Reputation: 239
I am looking for a clean way to tackle the following problem: I want to filter a dataframe to only contain rows that have at least one value filled in for a pre-defined list of column names.
What I do not want to do is list all the conditions separately as so:
df.where(col('col1').isNotNull() | col('col2').isNotNull() | ...)
This approach is not feasible because the list of column names could get quite large and might change often.
The solution I have now is to compose the condition in a separate function:
def compose_condition(col_names):
condition = False
for col_name in col_names:
condition = condition | col(col_name).isNotNull()
return condition
And then use the result of this function as the filter condition:
my_col_names = ['col1', 'col2', 'col3']
df.where(compose_condition(my_col_names))
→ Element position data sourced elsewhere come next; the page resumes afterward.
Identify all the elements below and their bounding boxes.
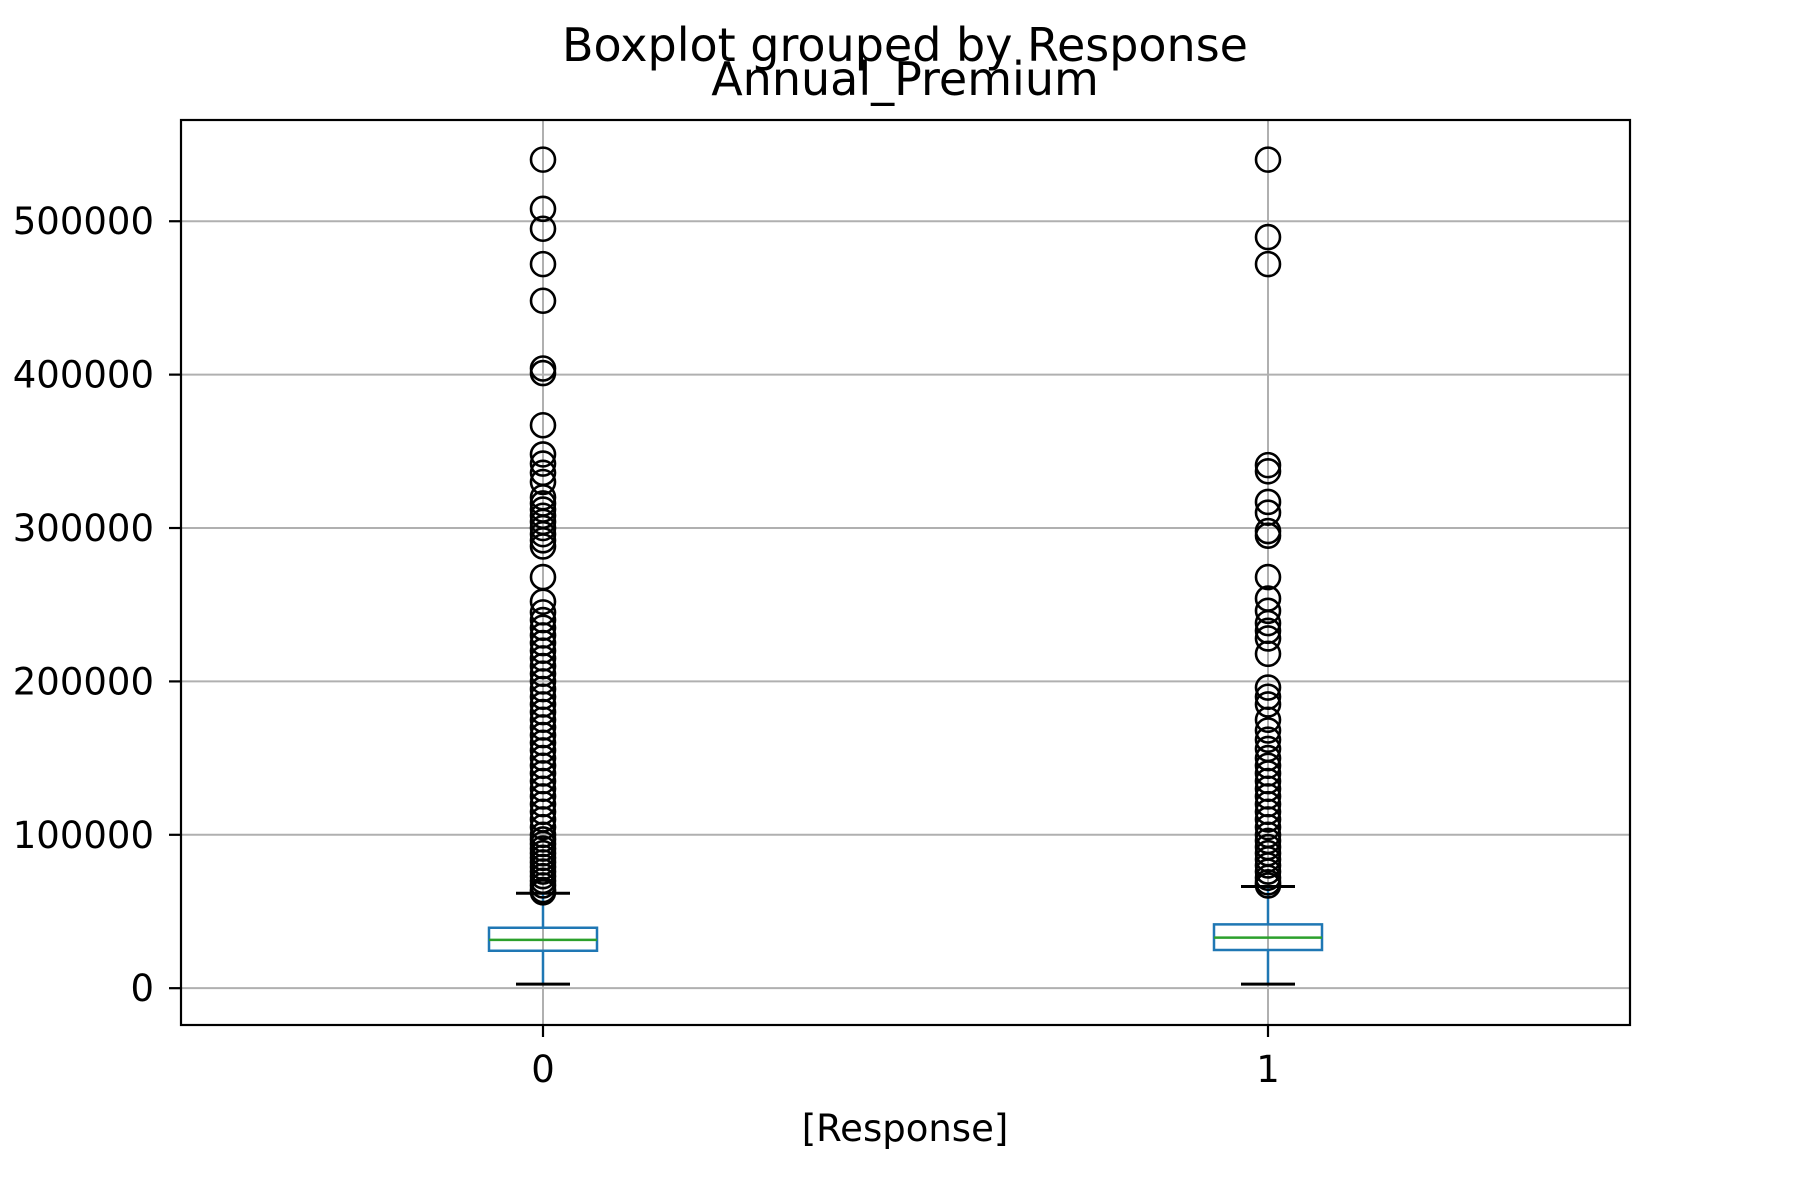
outlier-point-1-16 (1254, 674, 1282, 701)
outlier-point-1-8 (1254, 522, 1282, 549)
outlier-point-1-12 (1254, 609, 1282, 637)
outlier-point-1-9 (1254, 563, 1282, 591)
y-tick-label-3: 300000 (13, 507, 154, 550)
outlier-point-0-17 (529, 514, 557, 542)
x-tick-label-1: 1 (1256, 1048, 1280, 1091)
outlier-point-0-18 (529, 520, 557, 548)
grid-lines (181, 120, 1630, 1025)
outlier-point-0-6 (529, 359, 557, 387)
y-tick-label-2: 200000 (13, 660, 154, 703)
outlier-point-0-22 (529, 588, 557, 615)
outlier-point-0-9 (529, 450, 557, 477)
outlier-point-1-18 (1254, 691, 1282, 718)
outlier-point-1-2 (1254, 250, 1282, 278)
outlier-points (529, 146, 1282, 906)
outlier-point-1-14 (1254, 625, 1282, 652)
outlier-point-0-1 (529, 195, 557, 223)
y-tick-label-1: 100000 (13, 814, 154, 857)
outlier-point-0-20 (529, 533, 557, 560)
chart-suptitle: Boxplot grouped by Response (562, 18, 1248, 72)
outlier-point-0-8 (529, 441, 557, 468)
outlier-point-0-0 (529, 146, 557, 173)
outlier-point-1-38 (1254, 852, 1282, 879)
plot-frame (179, 118, 1632, 1027)
box-elements (487, 884, 1324, 986)
outlier-point-0-4 (529, 287, 557, 315)
outlier-point-1-32 (1254, 813, 1282, 841)
outlier-point-0-3 (529, 250, 557, 278)
outlier-point-0-7 (529, 411, 557, 439)
outlier-point-1-19 (1254, 706, 1282, 734)
y-tick-label-4: 400000 (13, 354, 154, 397)
outlier-point-1-42 (1254, 872, 1282, 899)
outlier-point-1-20 (1254, 717, 1282, 744)
y-tick-label-5: 500000 (13, 200, 154, 243)
outlier-point-1-31 (1254, 806, 1282, 833)
x-tick-label-0: 0 (531, 1048, 555, 1091)
outlier-point-1-15 (1254, 640, 1282, 668)
y-axis-ticks: 0 100000 200000 300000 400000 500000 (13, 200, 181, 1010)
outlier-point-0-51 (529, 813, 557, 841)
outlier-point-1-5 (1254, 488, 1282, 516)
outlier-point-0-2 (529, 215, 557, 243)
x-axis-label: [Response] (802, 1107, 1009, 1150)
outlier-point-1-21 (1254, 726, 1282, 753)
outlier-point-0-65 (529, 879, 557, 906)
outlier-point-1-4 (1254, 457, 1282, 485)
outlier-point-0-11 (529, 468, 557, 496)
outlier-point-1-3 (1254, 451, 1282, 479)
outlier-point-1-39 (1254, 858, 1282, 885)
y-tick-label-0: 0 (130, 967, 154, 1010)
outlier-point-1-11 (1254, 597, 1282, 625)
chart-title: Annual_Premium (711, 52, 1099, 106)
outlier-point-1-1 (1254, 223, 1282, 251)
outlier-point-0-19 (529, 526, 557, 554)
outlier-point-1-0 (1254, 146, 1282, 173)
Are there any alternatives to my solution?
Upvotes: 1
Views: 1677
Reputation: 32640
You can also use python functools.reduce
to reduce the list of column names into filter condition:
from functools import reduce
from pyspark.sql.functions import col
df.where(reduce(lambda a, b: a.isNotNull() | b.isNotNull(), map(col, my_col_names)))
Upvotes: 2
Reputation: 42332
You can use dropna
and specify how='all'
to remove rows if all columns in the specified subset are null:
df2 = df.dropna(how='all', subset=my_col_names)
Upvotes: 1